Dr Leaf starts by saying that “12 minutes of daily focused prayer over an 8 week period can change the brain to such an extent that it can be measured on a brain scan. This type of prayer seems to increase activity in brain areas associated with social interaction compassion and sensitivity to others. It also increases frontal lobe activity as focus and intentionality increase.”

That may well be true, but the effect isn’t related to prayer itself, it’s simply what happens when the brain does things over and over.  This same effect occurs in people who perform Buddhist meditation [1], or jugglers learning to juggle [2], or London taxi drivers memorising the streets of London by rote [3].  Indeed, the brain has been shown to change simply with hormonal fluctuations that occur throughout the menstrual cycle [4].  Prayer might change the brain, but so do a lot of other things that have nothing to do with prayer.

Not that these pesky facts stop Dr Leaf from going on to state that, “As well as changing the brain, another study implies that intentional prayer can even change physical matter. Researchers found that intentional thought for 30 seconds affected laser light.”  To start with, this study [5] that Dr Leaf refers to was nothing to do with Christian prayer, and all to do with Buddhist-type meditation … to use this ‘experiment’ as support for prayer is misleading.  It’s also misleading because the results were essentially the interpretation of the experimenter.  The same experimental design performed by independent laboratories showed no effect of thought on laser light [6] (see also “Dr Caroline Leaf – Where Angels Fear To Tread“).

So intentional thought doesn’t change physical matter, and why should that be any surprise?  Prayer might change things, but the effect of prayer has nothing to do with us.  We don’t change physical matter, only God does, since He created matter in the first place.

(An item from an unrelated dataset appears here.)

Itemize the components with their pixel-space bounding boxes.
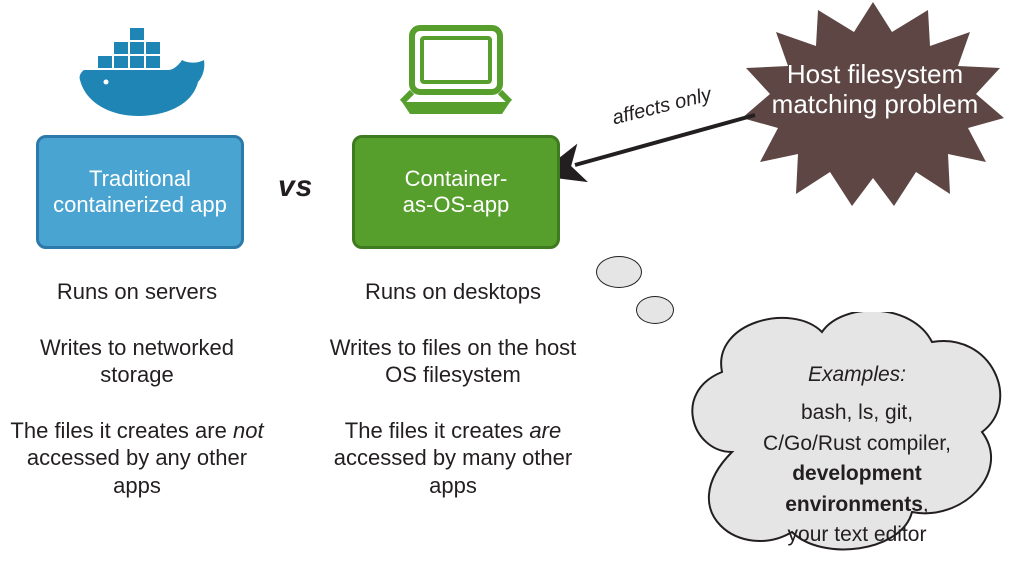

Dr Leaf is simply setting up a false premise so she can solve it – ‘You cause brain damage by your toxic thinking, but you can heal your brain damage by your non-toxic thinking’.  But toxic thoughts do not cause brain damage, so there is no brain damage from toxic thinking for prayer to reverse.  The pathetic excuse for ’science’ that Dr Leaf relies on to support her ministry doesn’t show any effect for the power of prayer.  As Christians, the power of prayer is a matter of faith and reliance on the power of God, not our own strength.

[1]        Desbordes G, Negi LT, Pace TW, Wallace BA, Raison CL, Schwartz EL. Effects of mindful-attention and compassion meditation training on amygdala response to emotional stimuli in an ordinary, non-meditative state. Frontiers in human neuroscience 2012;6:292
[2]        Scholz J, Klein MC, Behrens TE, Johansen-Berg H. Training induces changes in white-matter architecture. Nature neuroscience 2009 Nov;12(11):1370-1.
[3]        Maguire EA, Woollett K, Spiers HJ. London taxi drivers and bus drivers: a structural MRI and neuropsychological analysis. Hippocampus 2006;16(12):1091-101.
[4]        Hagemann G, Ugur T, Schleussner E, et al. Changes in brain size during the menstrual cycle. PloS one 2011 Feb 04;6(2):e14655.
[5]        Radin D. Testing nonlocal observation as a source of intuitive knowledge. Explore: The Journal of Science and Healing 2008;4(1):25-35.
[6]        Alcock JE, Burns J, Freeman A. Psi wars: Getting to grips with the paranormal: Imprint Academic Charlottesville, VA, 2003.